Amount of quarters in default
Whilst the numerous penalties included in the prospectus offer some kind of safeguard against a potentially deteriorating financial situation of the company, it's interesting to note the CEO can block a dividend increase caused by a breach of the Net Worth vs Preferred Stock ratio, but after scanning the entire IPO document, it looks like this is the only default where the SB-B holders can waive the compliance. There is however one clause in the IPO document stating. "In some circumstances, if any and all events of default under the indenture, other than the non-payment of the principal of the securities that has become due as a result of an acceleration, have been cured, waived or otherwise remedied, then the holders of a majority in aggregate principal amount of all series of outstanding debt securities affected, voting as one class, may annul past declarations of acceleration or waive past defaults of the debt securities."
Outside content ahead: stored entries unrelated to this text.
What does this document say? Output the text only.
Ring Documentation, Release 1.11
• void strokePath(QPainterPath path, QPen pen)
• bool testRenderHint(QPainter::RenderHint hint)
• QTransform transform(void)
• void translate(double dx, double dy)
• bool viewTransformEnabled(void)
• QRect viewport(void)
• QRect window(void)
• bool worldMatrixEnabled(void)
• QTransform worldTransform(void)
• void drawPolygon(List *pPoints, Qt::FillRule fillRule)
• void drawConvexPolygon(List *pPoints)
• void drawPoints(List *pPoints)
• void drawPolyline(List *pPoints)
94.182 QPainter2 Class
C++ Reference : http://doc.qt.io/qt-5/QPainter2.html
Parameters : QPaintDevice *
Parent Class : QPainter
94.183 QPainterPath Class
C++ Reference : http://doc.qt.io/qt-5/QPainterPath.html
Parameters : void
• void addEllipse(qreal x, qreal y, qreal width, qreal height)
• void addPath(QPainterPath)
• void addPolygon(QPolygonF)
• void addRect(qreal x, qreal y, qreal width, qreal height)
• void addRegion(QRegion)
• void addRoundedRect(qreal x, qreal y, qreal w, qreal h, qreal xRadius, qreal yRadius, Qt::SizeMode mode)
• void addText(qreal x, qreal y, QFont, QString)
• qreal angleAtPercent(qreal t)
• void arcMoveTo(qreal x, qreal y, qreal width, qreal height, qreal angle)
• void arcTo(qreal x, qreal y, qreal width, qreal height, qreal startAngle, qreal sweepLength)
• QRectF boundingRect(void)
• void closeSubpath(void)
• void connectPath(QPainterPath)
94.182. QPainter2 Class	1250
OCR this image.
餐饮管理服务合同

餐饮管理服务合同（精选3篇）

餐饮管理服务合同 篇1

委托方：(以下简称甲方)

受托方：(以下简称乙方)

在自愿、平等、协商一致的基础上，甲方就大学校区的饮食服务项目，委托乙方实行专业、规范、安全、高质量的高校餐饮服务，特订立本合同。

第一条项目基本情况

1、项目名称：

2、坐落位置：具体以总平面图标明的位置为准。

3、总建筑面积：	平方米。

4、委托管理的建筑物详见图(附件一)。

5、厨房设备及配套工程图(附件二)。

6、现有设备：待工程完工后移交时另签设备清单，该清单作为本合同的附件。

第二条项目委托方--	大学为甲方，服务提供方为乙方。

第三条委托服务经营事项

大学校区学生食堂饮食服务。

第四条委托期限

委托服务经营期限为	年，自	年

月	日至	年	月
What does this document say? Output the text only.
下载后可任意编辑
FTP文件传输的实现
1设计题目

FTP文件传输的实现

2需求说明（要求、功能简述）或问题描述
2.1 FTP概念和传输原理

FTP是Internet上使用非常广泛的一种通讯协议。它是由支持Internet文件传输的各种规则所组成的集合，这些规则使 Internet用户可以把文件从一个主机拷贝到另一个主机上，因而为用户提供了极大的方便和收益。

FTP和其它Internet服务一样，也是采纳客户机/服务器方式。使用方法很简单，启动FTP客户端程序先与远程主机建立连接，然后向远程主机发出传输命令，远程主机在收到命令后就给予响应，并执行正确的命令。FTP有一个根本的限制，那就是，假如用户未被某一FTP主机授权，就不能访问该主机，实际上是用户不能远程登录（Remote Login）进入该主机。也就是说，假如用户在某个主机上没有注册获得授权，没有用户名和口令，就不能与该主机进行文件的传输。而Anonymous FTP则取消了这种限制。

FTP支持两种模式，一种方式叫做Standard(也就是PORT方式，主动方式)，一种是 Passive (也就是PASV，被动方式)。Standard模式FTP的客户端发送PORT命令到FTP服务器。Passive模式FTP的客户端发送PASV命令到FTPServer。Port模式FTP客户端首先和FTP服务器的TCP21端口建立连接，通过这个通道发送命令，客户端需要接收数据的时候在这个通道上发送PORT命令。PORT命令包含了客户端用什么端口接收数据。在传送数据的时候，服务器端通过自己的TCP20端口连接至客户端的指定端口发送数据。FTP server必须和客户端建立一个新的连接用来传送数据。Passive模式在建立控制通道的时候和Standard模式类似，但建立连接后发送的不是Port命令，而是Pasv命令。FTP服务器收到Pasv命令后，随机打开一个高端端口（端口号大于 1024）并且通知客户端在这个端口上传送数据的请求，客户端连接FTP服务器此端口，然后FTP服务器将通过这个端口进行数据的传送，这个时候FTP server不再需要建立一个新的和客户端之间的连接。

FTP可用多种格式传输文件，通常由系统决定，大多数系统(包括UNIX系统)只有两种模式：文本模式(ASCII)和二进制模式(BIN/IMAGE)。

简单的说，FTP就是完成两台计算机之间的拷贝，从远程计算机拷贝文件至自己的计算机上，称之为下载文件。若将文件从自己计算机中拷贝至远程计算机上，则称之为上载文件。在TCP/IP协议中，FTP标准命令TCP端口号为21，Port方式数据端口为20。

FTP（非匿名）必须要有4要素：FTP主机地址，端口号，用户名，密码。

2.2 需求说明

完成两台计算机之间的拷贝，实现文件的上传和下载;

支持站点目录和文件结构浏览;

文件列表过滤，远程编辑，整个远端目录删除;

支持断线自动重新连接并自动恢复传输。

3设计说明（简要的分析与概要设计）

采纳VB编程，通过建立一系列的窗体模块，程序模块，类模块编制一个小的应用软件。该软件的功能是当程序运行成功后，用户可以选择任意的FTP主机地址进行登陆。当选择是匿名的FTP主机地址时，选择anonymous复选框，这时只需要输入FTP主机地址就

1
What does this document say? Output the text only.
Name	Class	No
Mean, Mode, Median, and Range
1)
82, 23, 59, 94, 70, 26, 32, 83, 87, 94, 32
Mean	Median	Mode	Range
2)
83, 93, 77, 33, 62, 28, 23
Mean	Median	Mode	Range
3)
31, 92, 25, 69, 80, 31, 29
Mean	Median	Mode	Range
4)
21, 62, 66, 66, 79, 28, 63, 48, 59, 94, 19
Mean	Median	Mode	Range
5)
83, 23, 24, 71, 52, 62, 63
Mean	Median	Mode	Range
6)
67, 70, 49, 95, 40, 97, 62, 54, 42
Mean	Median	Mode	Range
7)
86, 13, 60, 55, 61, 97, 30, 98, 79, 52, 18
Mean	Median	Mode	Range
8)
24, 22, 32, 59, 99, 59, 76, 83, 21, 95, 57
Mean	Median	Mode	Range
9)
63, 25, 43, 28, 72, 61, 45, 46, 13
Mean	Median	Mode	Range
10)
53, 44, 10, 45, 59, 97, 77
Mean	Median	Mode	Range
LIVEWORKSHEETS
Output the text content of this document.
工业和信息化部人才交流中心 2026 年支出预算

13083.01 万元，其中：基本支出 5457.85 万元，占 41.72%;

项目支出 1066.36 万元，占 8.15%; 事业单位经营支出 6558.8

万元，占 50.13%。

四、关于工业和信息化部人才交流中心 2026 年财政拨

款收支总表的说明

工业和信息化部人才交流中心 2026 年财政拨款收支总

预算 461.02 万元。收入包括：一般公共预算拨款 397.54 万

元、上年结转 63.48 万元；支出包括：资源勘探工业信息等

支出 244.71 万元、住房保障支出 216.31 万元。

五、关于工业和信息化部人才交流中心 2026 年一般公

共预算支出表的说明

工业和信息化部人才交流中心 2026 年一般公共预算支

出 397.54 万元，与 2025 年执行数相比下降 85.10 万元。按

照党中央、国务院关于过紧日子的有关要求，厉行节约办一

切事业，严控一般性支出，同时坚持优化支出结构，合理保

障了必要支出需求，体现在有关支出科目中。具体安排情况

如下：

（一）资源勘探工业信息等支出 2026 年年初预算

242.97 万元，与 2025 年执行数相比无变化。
As a conclusion, because of the fact the CEO has coughed up $20M of his personal money to invest in this issue of preferred shares, one can be quite certain the company will do whatever it takes to fulfill its obligations under the terms of this issue. On the other hand, exactly because the CEO owns 50% of the issue, he can easily single-handedly waive certain defaults meaning he can effectively block any increase in the preferred dividend caused by a default.
I'm willing to dip my toes into the Safe Bulkers water and will very likely take a small position in its preferred shares B. I'll see how it plays out, but I hope my preferred stock will be called by July 30, 2018.